Auteure: Elsa Osorio
Editeur: Métailié – 2010 (156 pages)
Lu en mai 2026
Mon avis: Les 12 nouvelles de ce recueil de l’argentine Elsa Osorio peuvent être regroupées en deux catégories : les nouvelles réalistes et celles qui flirtent avec l’onirique, le symbolique, le fantastique. Grosso modo, les textes de la première catégorie ont été écrits 20 ans après la dictature, et ceux de la seconde, pendant celle-ci, et donc à une époque où la censure muselait toute possibilité d’opposition.
Le fil rouge entre ces récits, ce sont leurs personnages en souffrance et leurs blessures, faites de trahison, de perte d’identité, d’exil, de besoin de vengeance ou de réparation.
Malgré la noirceur, la tristesse, la douleur, ces nouvelles laissent entrouverte la porte de l’espoir et de la lumière. Le titre espagnol (« Callejón con salida » – Ruelle avec issue) est d’ailleurs plus parlant.
Comme souvent avec les recueils de textes, le plaisir de lecture est inégal. J’ai préféré les nouvelles qui abordent le thème de la dictature, que j’ai trouvées très fortes, poignantes, déchirantes même. Il n’en reste pas moins que tous ces textes montrent qu’Elsa Osorio maîtrise des registres d’écriture très variés.
Présentation par l’éditeur:
Elsa Osorio a plusieurs cordes à son arc de narratrice, ici elle en rassemble deux: l’une fantastique et allégorique, et la seconde réaliste, ancrée dans l’histoire récente de l’Argentine.
Ces nouvelles ont été écrites à des époques différentes, certaines pendant la période la plus sombre de la dictature militaire, au moment où la censure ne permettait pas d’appeler les choses par leur nom.

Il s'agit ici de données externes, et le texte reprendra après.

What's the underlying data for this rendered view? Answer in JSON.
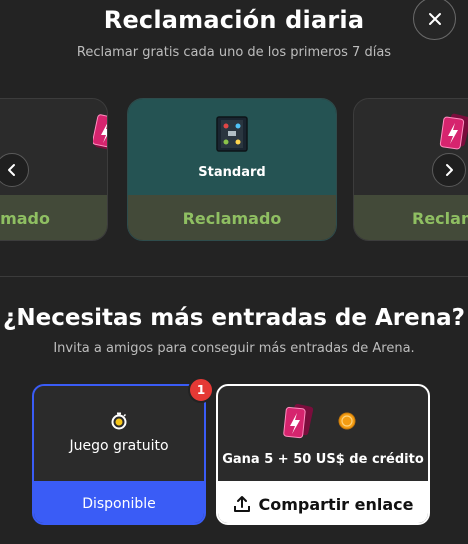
{
  "header": {
    "title": "Reclamación diaria",
    "subtitle": "Reclamar gratis cada uno de los primeros 7 días"
  },
  "carousel": {
    "left_card": {
      "status": "Reclamado"
    },
    "center_card": {
      "name": "Standard",
      "status": "Reclamado"
    },
    "right_card": {
      "status": "Reclamado"
    }
  },
  "arena": {
    "title": "¿Necesitas más entradas de Arena?",
    "subtitle": "Invita a amigos para conseguir más entradas de Arena."
  },
  "free_game": {
    "label": "Juego gratuito",
    "status": "Disponible",
    "badge_count": "1"
  },
  "share": {
    "earn_text": "Gana 5  + 50 US$ de crédito",
    "button_label": "Compartir enlace"
  },
  "colors": {
    "accent_blue": "#3a5cf6",
    "claimed_green": "#8fbf62",
    "badge_red": "#e53935",
    "center_card_teal": "#255353"
  }
}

D’autres l’ont été vingt ans après, alors que la réalité retrouvait une identité. Toutes ces histoires, qu’elles parlent de blessures inguérissables, perte d’identité, solitude, trahison, ou racontent des histoires sans issue, sont toujours ouvertes à l’espoir. Elles nous parlent d’impasses dont on peut sortir.
La littérature prend sous la plume d’Elsa Osorio son sens le plus noble. C’est elle qui transforme la réalité, dans ses aspects les plus inquiétants et les plus sordides, en un message de consolation à ceux dont la politique ou l’angoisse ont fait des êtres sans espoir et sans voix.